X-ray computed tomography (CT) is increasingly used in industrial dimensional metrology. However, the establishment of metrological traceability can be challenging for CT dimensional measurements, as the evaluation of their uncertainty is generally non-trivial. Moreover, uncertainty determination becomes even more difficult when dealing with complex measurement tasks, such as in the case of lattice structures produced by additive manufacturing, characterized by features not accessible from the outside and/or by complex surface topographies, which are problematic to be calibrated using other measuring principles to ensure sufficiently low calibration uncertainty. This paper presents a critical investigation of two different experimental approaches for the uncertainty determination of CT dimensional measurements performed on components with inaccessible and/or complex geometries, as well as complex surface topography. The first approach, the “substitution method”, is applied in this work using a newly developed reference object as the basis for the uncertainty assessment procedure through substitution measurements. The second one, the “multiple measurements approach”, is based on repeated measurements both on the uncalibrated workpiece in multiple orientations and on simple calibrated standards. This second approach, initially introduced some years ago for tactile coordinate measuring machines, is now investigated in this work for its application to CT metrology.

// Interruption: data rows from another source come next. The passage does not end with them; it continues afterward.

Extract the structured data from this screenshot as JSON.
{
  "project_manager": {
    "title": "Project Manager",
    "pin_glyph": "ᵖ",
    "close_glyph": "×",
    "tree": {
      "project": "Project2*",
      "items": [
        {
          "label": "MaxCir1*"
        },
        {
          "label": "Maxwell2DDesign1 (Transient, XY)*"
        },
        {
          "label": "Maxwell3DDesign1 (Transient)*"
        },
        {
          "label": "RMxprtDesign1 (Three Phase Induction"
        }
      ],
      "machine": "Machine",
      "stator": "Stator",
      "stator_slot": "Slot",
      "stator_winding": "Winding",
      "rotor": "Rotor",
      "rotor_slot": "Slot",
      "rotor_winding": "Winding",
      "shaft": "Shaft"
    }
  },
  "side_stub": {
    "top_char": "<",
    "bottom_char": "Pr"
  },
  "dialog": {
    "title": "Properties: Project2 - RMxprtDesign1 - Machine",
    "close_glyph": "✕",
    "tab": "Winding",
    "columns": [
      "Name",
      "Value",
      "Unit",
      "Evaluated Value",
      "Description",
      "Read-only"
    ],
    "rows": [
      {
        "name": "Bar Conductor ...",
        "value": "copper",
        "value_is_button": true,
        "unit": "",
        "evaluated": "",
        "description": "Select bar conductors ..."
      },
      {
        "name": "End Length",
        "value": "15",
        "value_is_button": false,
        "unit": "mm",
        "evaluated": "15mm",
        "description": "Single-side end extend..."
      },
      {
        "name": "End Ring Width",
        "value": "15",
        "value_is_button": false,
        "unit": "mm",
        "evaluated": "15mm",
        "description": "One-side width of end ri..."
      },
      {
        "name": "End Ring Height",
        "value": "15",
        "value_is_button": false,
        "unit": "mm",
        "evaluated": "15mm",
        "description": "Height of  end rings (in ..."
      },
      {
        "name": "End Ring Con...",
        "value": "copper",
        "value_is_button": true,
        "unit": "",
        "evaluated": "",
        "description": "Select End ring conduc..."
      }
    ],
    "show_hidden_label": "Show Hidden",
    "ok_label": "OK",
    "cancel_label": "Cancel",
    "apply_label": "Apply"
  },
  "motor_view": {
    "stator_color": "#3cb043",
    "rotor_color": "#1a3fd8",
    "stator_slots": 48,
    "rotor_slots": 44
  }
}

The two approaches are discussed and compared through an industrial case study: the dimensional verification of lattice structures fabricated by metal additive manufacturing. For the selected case, both approaches yielded comparable measurement results and uncertainties. Finally, the multiple measurements approach was further investigated by applying it to the CT measurement of the calibrated object. The paper also discusses the open issues of both methods and outlines directions for future investigations.